Proprio sui molteplici aspetti della globalizzazione, molti sono stati gli interventi, tesi ad armonizzare le esigenze d’impresa con un mercato sempre più competitivo e che sempre più spesso si manifesta attraverso dinamiche talvolta invisibili, portando i relatori a parlare di globalizzazione immateriale. Intesa come possibilità di usare le competenze acquisite nelle singole esperienze su una più vasta scala, immettendo nel circuito locale idee ed esperienze raccolte in attività di respiro internazionale.
Delle competenze acquisite e del modo di renderle funzionali all’attività d’impresa, soprattutto nella dimensione sovranazionale, ha anche parlato Giorgio Trevisi, Responsabile Assocamerestero per l’Area Patto Andino e Centro America. Soffermandosi sulla capacità di intercettare le esigenze dei mercati, attraverso l’analisi delle esperienze, del retaggio culturale messo al servizio del business, Trevisi ha sostenuto che nell’era della globalizzazione, le prime aziende ad aver capito che il retaggio culturale – quello europeo, nella fattispecie in America Latina- può diventare un modello di business vincente sono state le grandi aziende, le multinazionali. Basti vedere quanto accaduto alla pizza piuttosto che al caffè. Intuizione determinata forse dal fatto che si tratta di strutture globali, che si muovono nel mando con una capacità spiccata di intercettare e anticipare le tendenze culturali e del mercato. “Hanno capito come intervenire anche sulle nuove esigenze primarie dei popoli, a partire dalle fasc.e povere, cioè dalle masse, consumatrici di prodotti a basso costo” E a questo proposito Trevisi porta un esempio chiaramente indicativo di questi nuovi percorsi: “Chi non ha abbastanza risorse finanziarie non ha soldi neanche per curarsi, per cui preferisce comprare prodotti a basso costo che gli permettono di allontanare il rischio di insorgenza di malattie. In tutti quei casi si lavora sulla necessità non già di acquistare il piacere, quanto piuttosto di acquistare la salute”.
Si è tornati sugli aspetti legati all’internazionalizzazione delle aziende italiane, inteso non solo come approdo stabile, non episodico, delle PMI italiane all’estero, ma anche come modello organizzativo, più razionale e adeguato per stare sui mercati: “La mentalità delle piccole imprese non è adatta al mercato internazionale, riducono l’internazionalizzazione in termini di commercializzazione” sostiene Nicola Caprioni, Presidente della Camera di Commercio Italiana di Nizza, che ‘suggerisce’ la politica dei piccoli passi.

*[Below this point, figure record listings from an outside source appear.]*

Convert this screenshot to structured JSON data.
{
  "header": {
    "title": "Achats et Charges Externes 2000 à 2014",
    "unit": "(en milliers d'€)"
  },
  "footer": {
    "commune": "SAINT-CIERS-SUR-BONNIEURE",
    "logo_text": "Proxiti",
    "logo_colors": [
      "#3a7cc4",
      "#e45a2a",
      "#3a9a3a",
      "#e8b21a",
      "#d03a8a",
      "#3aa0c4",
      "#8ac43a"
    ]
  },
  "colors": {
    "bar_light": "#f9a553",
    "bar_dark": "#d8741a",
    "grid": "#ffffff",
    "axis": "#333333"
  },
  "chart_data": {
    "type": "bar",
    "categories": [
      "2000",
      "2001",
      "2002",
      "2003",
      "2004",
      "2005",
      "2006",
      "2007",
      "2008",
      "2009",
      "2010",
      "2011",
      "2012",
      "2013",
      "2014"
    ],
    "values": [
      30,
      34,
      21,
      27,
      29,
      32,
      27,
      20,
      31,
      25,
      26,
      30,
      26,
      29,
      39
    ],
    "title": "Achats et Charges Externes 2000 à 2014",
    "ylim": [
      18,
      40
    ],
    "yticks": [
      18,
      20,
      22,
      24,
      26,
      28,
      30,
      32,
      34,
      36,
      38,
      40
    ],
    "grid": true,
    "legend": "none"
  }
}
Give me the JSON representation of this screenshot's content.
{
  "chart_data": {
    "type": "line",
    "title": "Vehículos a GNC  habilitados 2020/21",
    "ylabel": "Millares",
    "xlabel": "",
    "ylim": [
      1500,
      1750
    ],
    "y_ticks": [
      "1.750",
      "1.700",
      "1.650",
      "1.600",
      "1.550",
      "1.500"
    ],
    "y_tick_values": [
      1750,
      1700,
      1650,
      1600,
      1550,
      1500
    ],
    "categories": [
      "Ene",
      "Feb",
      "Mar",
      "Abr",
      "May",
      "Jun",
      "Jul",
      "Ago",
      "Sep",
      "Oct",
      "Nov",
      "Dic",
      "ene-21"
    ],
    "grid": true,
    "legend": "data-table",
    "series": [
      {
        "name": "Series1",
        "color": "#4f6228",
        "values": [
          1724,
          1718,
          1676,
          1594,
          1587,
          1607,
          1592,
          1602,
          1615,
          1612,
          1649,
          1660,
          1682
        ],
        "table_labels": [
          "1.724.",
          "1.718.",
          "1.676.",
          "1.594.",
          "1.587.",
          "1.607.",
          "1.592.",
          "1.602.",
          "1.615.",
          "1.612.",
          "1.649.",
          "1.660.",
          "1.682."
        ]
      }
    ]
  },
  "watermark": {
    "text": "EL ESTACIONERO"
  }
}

Sono stati questi i temi che hanno caratterizzato i lavori del XVI Convention Mondiale delle Camere di Commercio Italiane all’Estero, che ha rinviato ad una valutazione delle strategie discusse alla Convention del prossimo anno che si terrà a Rimini. Temi che sono stati analizzati da molteplici punti di vista ma che hanno portato all’unanime conclusione che la strada da seguire per competere sui mercati internazionali è senza dubbio la capacità di immettere nel circuito “progetti sfidanti”, in grado di risultare vincenti grazie alle idee ed alla capacità di affrontare le sfide della globalizzazione del XXI secolo.